Women-led local development company eyes mixed-use space with apartments in Ocoee

Orlando-based USA Management Realty & Development is looking to bring a three-story mixed-use building with commercial space and more than 40 luxury apartment units to what’s become a red-hot corner in Ocoee.

However, the company’s owners — Rose Thomas and Mary Ramos — have to tweak the project after it was denied by the city’s planning and zoning commission on Aug. 30.


“We are not giving up,” Thomas told GrowthSpotter. “This would be (the company’s) first mixed-use project and obviously we want everyone to be on board. Me and my partner are both women — and we are just excited that they are looking at our project, taking it seriously, and understand the value of having this type of component in the city.”

The land, located across the street from a Publix shopping center near the intersection of Lake Johio and Silver Star Roads, is part of a master-planned development put together years ago by Mijax Properties and its founder Chip Bryan.


Within the PD, K. Hovnanian Homes has built out a 50-lot subdivision called Ocoee Landings and Dallas-based Everest Realty Group has started construction on a 39,817-square-foot rehabilitation hospital. The parcel to the east of this future hospital, just south of the subdivision, was purchased by Thomas’ company in May for just shy of $1 million.

USA Management Realty & Development is partnering with Bryan of Mijax Properties on a mixed-use project that originally called for a 51,680-square-foot building with commercial space totaling 8,000 square feet on the bottom floor along with a leasing office and four apartment units. The top two floors of the building would be used for another 42 apartment units — two three-bedroom units, 16 two-bedroom units and 24 one-bedroom units.

Ahead of the Aug. 30 planning and zoning commission meeting, city staff recommended approval.

“A mixed-use building like this makes sense in an area that’s becoming more urbanized,” the city’s development services director, Michael Rumer, told the five-member planning board.

Ramos, the company’s co-owner and development manager, said at the meeting that the location is appropriate for apartments, especially considering the arrival of the hospital which would bring doctors, nurses and other medical professionals to the area in need of housing.

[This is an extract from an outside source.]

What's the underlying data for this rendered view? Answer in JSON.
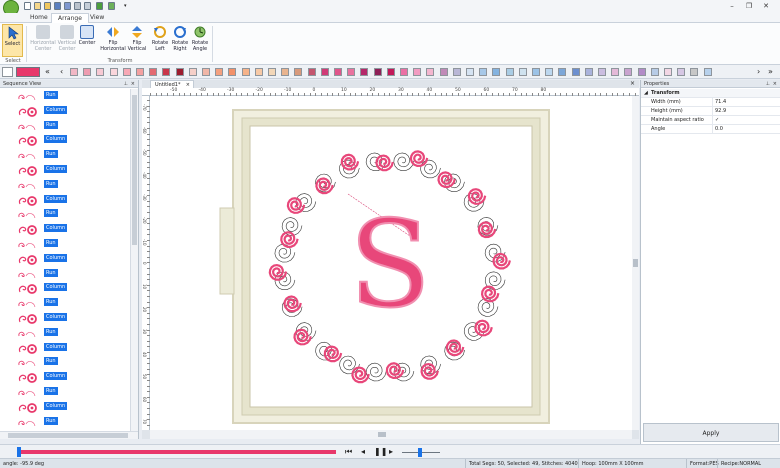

“We are working with the hospitals because we know that a lot of people are looking for a place to live. One of the biggest things is finding homes for them. These are working people,” she said.

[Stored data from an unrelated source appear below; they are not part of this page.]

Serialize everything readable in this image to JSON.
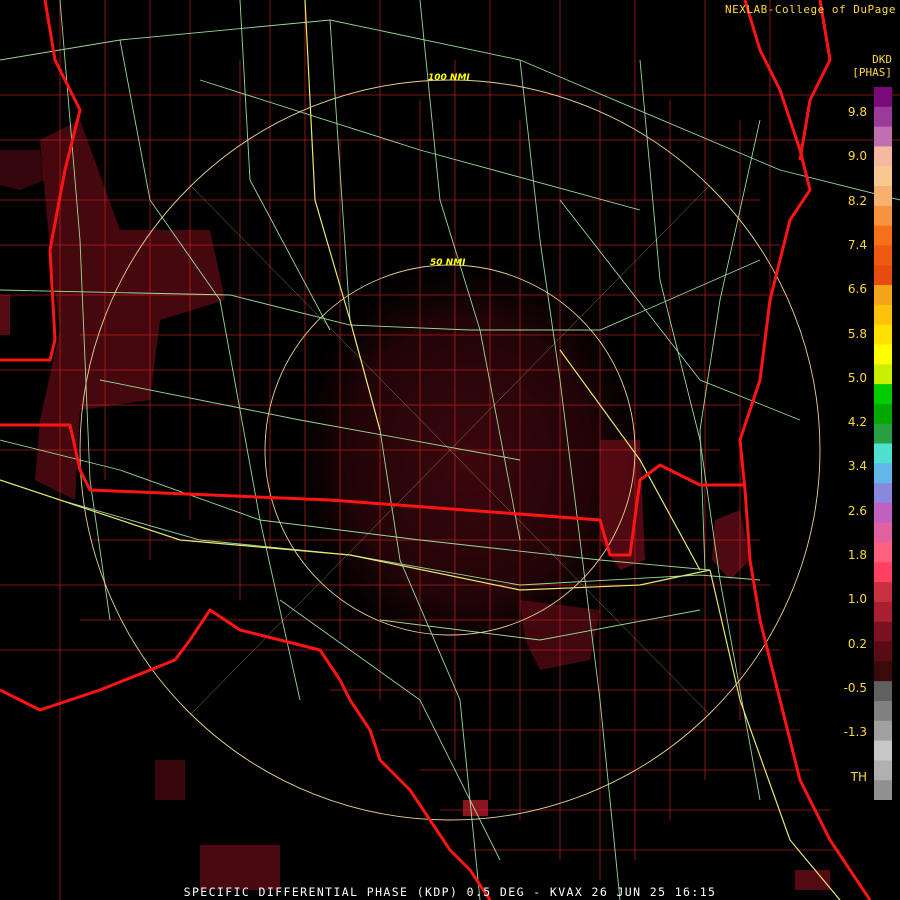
{
  "credit": "NEXLAB-College of DuPage",
  "footer": "SPECIFIC DIFFERENTIAL PHASE (KDP) 0.5 DEG - KVAX 26 JUN 25 16:15",
  "legend": {
    "unit_line1": "DKD",
    "unit_line2": "[PHAS]",
    "ticks": [
      "9.8",
      "9.0",
      "8.2",
      "7.4",
      "6.6",
      "5.8",
      "5.0",
      "4.2",
      "3.4",
      "2.6",
      "1.8",
      "1.0",
      "0.2",
      "-0.5",
      "-1.3",
      "TH"
    ],
    "colors": [
      "#7a0a7a",
      "#9a3a9a",
      "#c070b0",
      "#f6b8a0",
      "#f8c890",
      "#f8b070",
      "#f79240",
      "#f57018",
      "#ee5a10",
      "#e84a10",
      "#f3a418",
      "#ffc20a",
      "#ffe000",
      "#ffff00",
      "#c8f000",
      "#00cc00",
      "#00a800",
      "#28a040",
      "#50e0d0",
      "#60b8e8",
      "#8888dd",
      "#c060c0",
      "#e060a0",
      "#ff6080",
      "#ff4060",
      "#c83040",
      "#a82030",
      "#7a1020",
      "#5a0a14",
      "#3a0a0a",
      "#606060",
      "#808080",
      "#a0a0a0",
      "#c8c8c8",
      "#b0b0b0",
      "#909090"
    ]
  },
  "rings": {
    "inner_label": "50 NMI",
    "outer_label": "100 NMI"
  },
  "colors": {
    "state_border": "#ff1414",
    "county": "#cc1f1f",
    "highway": "#a8f0a8",
    "interstate": "#e8e870",
    "ring": "#e8d090"
  }
}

But after several residents of the neighboring subdivision spoke against a three-story apartment concept rising near their yards, the planning commission voted to deny the plan as presented.

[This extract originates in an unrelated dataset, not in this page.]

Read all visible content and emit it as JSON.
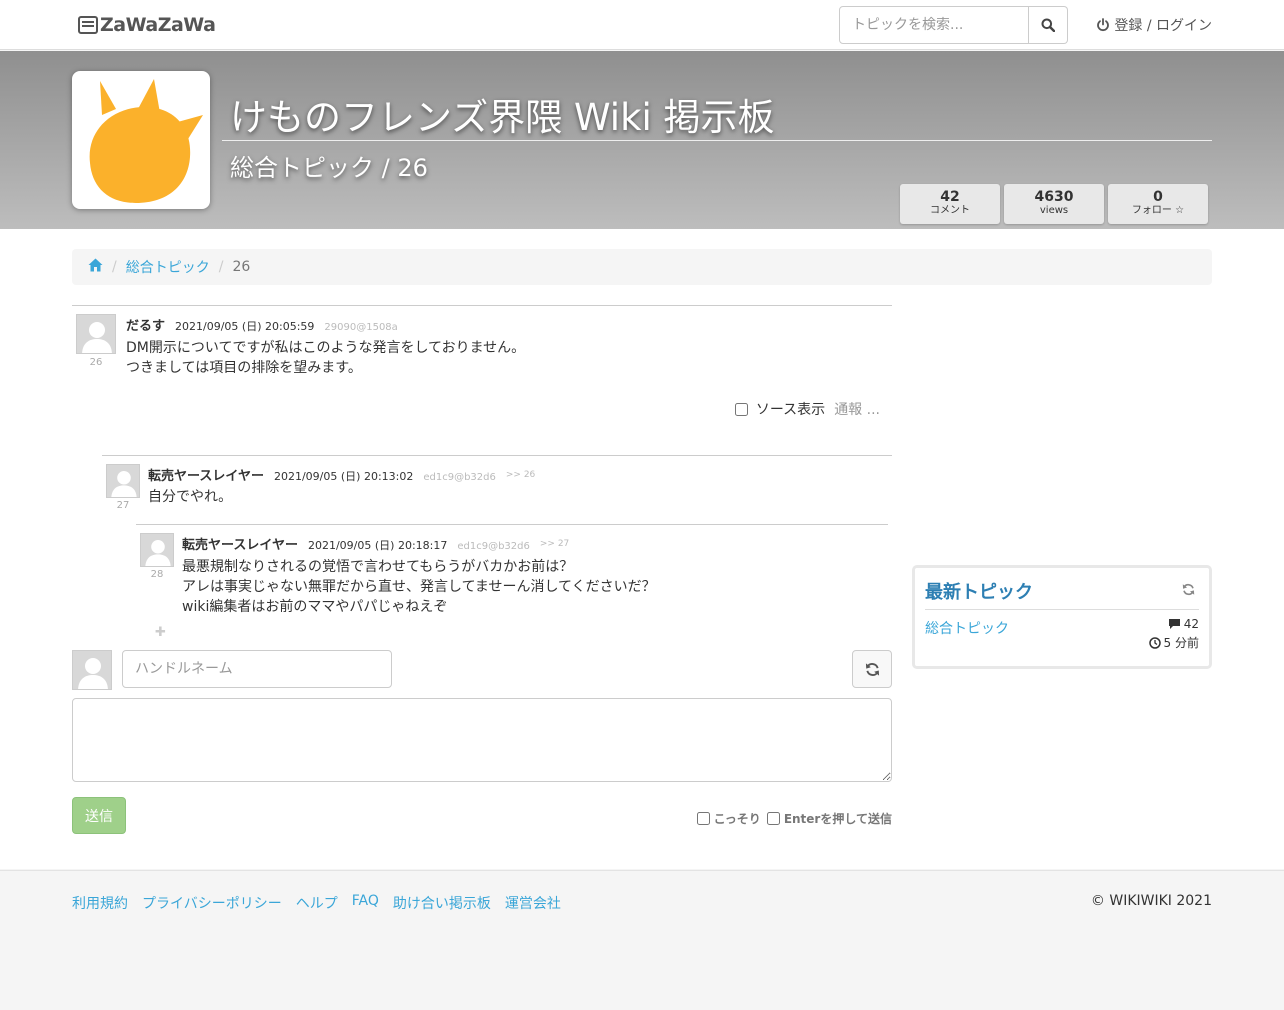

“Throwing an apartment complex here doesn’t fit the aesthetics or the area,” said planning commissioner Jason Mellon. “There are no apartments here, not anywhere near this.”


Members of the board said they want to see restaurants emerge on this property.

“That’s prime, prime, prime restaurant real estate,” said planning board chairman Brad Lomneck. “We need a restaurant that fits in this mixed-use.”

That usage wasn’t envisioned in the original plan because of limited parking availability, the project’s lead architect, David Mayer, told the board.

“The restaurants are a good idea,” said the Principal with Cuhachi Peterson Architects. “Restaurants typically have a denser parking requirement, and so we’d love to have a restaurant if we can figure out how to work with the parking restrictions. But as you know you have a lot more parking with restaurants.”

He said the team could explore a partnership with the neighboring hospital to use some of its parking.

After the vote, Thomas said the company is looking to scrap the four apartment units on the ground floor to create space for a restaurant.


Yet she still wants the final product to contain apartment units.

“We are redesigning,” she said. “The final count would be 42 units with us eliminating the lower level units.”

A revised plan is slated to go before the city commission on Oct. 4th.